The timing and irony could not have been more perfect as I release a long fluttering sound and smell that quickly fills the cab. “Daddy, that was gross. Is that the swamp or you?” He asks innocently. I glance into his watering eyes and realize he is serious. It hits my nose too and have to slam on the brakes to make sure I don’t hit the cars in front of me. I can no longer see them due to my own pungent stench, which has caused me to go momentarily blind.
Meanwhile, the farting has amazingly and inexplicably continued.
It’s getting worse and he begs me to stop but I can’t. I try to tuck my cheeks under and in but nothing helps. Then, the sound turns from farting to gurgling. I pull my hand away from the attempted tuck and my hands are moist. I feel my pants filling with a soggy warmth that seems to come from nowhere. My bowels have become the bowels of hell and nothing will abate them. I have no control of my bodily functions. The air-smell becomes the solid smell and I suddenly wish for the smell of the fart, because it smells like spring-fresh roses and clean linen compared to what now fills the cab. My son is in full cry mode now. The only thing that raises his terror level to red is the fact that my intense brown leakage has filled my jeans and has overflowed onto the seat, edging its way toward him. He cringes away and I can only look on helpless as it edges its way toward him like that only 50’s Blob movie. I’m still driving as I leak but I have to stick a leftover napkin in my nostrils so my eyes won’t water and I can see. Fortunately, he’s raised up by his kid’s seat.
Then I see sweet relief up ahead. The Atchafalaya Welcome Center.

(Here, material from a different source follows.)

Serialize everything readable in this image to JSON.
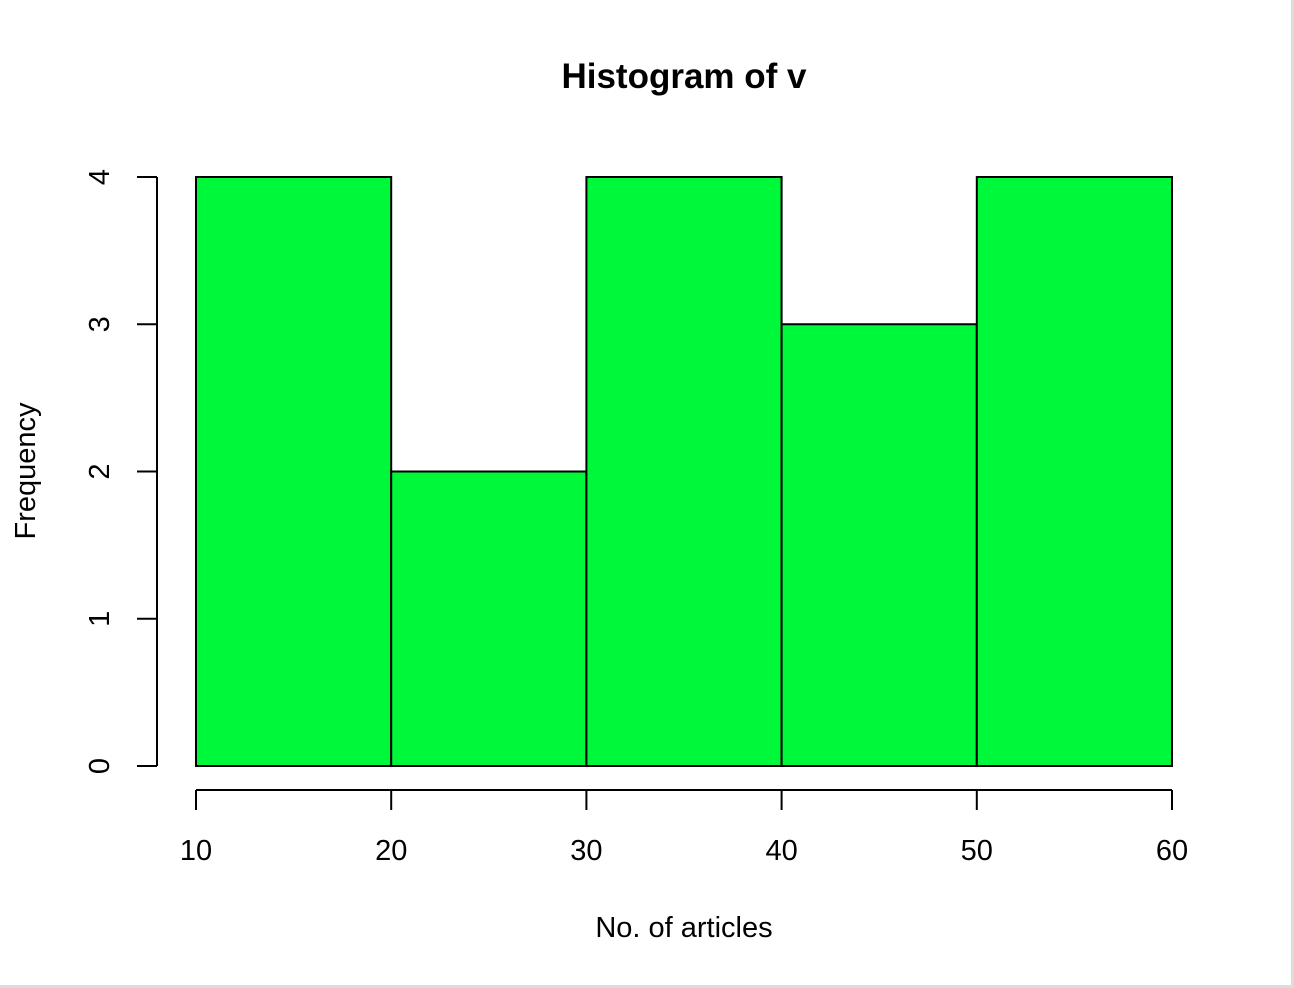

I jump out and run like one of those wind-up toy soldiers that have no knees and just bobble back and forth from toe to toe. Suddenly, all of those penguin comparisons you guys made in these reviews make perfect sense. I’m guessing that the back side of my jeans look something like an unwrapped Mr. Goodbar, but this is no time for pretense. I can feel the spray flickering from my socks as the chocolate pudding (or should I say puddling) - makes its way from the bottom of my jeans. I think I see the bathroom and run toward it in my toy soldier bounce, cheeks clinched, one arm covering my nose and face, the other attempting to squeeze my cheeks even further together, all the while thinking , “Why won’t it STOP!?”
Then I stop, because I see the worst sign ever. CLOSED. The whole place is closed for some kind of maintenance. Can’t they see that I NEED MAINTENANCE? I bang on the door and realize there’s no getting in. I see my son, who I virtually forgot, watching me from a smell-safe distance. I grab some local newspaper from a nearby stand and try to wipe myself off, making it worse. I grab the whole stack and walk toward the truck as I feel the cauldron start to bubble again. I wipe off the truck as best as possible and lay down newspaper, like a humiliated puppy. My son has no choice but to sit, carefully perched criss-cross applesauce (please, no applesauce jokes. This is my life, here) on his kids’ seat so that he doesn’t touch the crime scene. We start to head back the way we came.
I start to feel it coming on again and try to take a food inventory. “How could it still be coming out? There’s wasn’t that much food. The only thing in sight 10 miles and 2 blowouts later is that nasty gas station. I have no choice. I stop the car and go, tell my son to wait outside. This won’t be pretty. At this point, he’s numb, the snot from crying has thankfully clogged his nose.
I go into the hellish ruins of a bathroom and yank my pants down. Another blowout happens before I reach the pot, spraying the wall like a blood splatter episode of Dexter. The one noticeable difference is that, buried in that spray are slightly chewed, smiling, jello-from-hell gummy bears. You can laugh but it was as if they physically crawled their way through my digestive system to escape my anal cavity after wreaking the havoc that only they could cause.
I will never eat gummy bears again. And make no mistake- they are evil.